Er folks, recent remarks here are getting rather ad hominem-y.
I hope we’ve all enough experience of complex software projects to know there’s no such thing as “free labor”. Especially not from someone who introduces themselves as “a complete novice”. (I took that to be wrt Haskell, not wrt software dev in general or doco tools.) It would be demotivating for them and probably not arrive at the desired result without continual liaison – from who?
Nor is there a shortage of folk who can write/edit text about Haskell. It’s going on all over: Stackoverflow, reddit, Discourse, blogs, mailing lists … I’ve even volunteered material to the User Guide myself. That was free from me but not for the dev. team. And didn’t get all the way through the release process until more than a year after I first sent it in.
Producing a new Standard is chiefly not about managing the text.
The several initial replies (including from me) to the O.P. tried to warn of this. On reading back, perhaps they were too subtle/assumed too much background knowledge. I do wish that thread “Humble message” had appeared earlier. Cale explains the challenges in detail. And the danger it’ll be wasted effort.
So when O.P. Replied with
What did yous think would happen with that updated text? Why did Haskell have a Prime/2020 Committee if it only needed a bit of updating to make something (what?) “presumably no longer be an extension”?

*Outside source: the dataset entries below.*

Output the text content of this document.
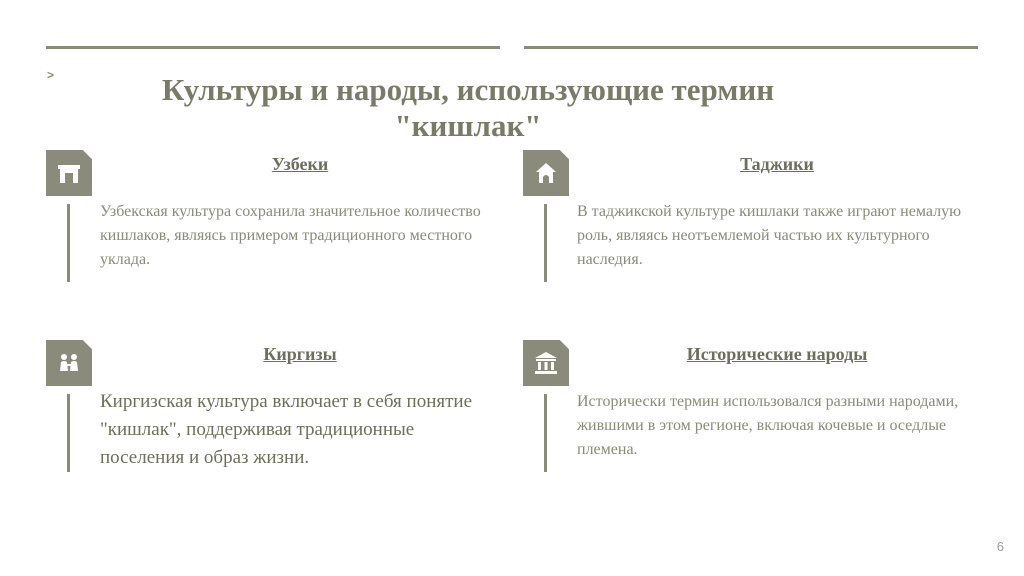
>	Культуры и народы, использующие термин
"кишлак"
Узбеки
Узбекская культура сохранила значительное количество кишлаков, являясь примером традиционного местного уклада.
Таджики
В таджикской культуре кишлаки также играют немалую роль, являясь неотъемлемой частью их культурного наследия.
Киргизы
Киргизская культура включает в себя понятие "кишлак", поддерживая традиционные поселения и образ жизни.
Исторические народы
Исторически термин использовался разными народами, жившими в этом регионе, включая кочевые и оседлые племена.
6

O.P.'s reply seemed to me not listening and not thinking through objectives. So I felt it needed saying more clearly: the exercise is not about managing text, not the mechanics of version control, not merely a lack of willing hands. I’m not sure more recent remarks from others are grokking this. So:
My direct language didn’t get the message across. I failed. Furthermore, my being against the suggested actions was taken as being against the suggester. Where in my words am I doing other than ‘playing the ball’?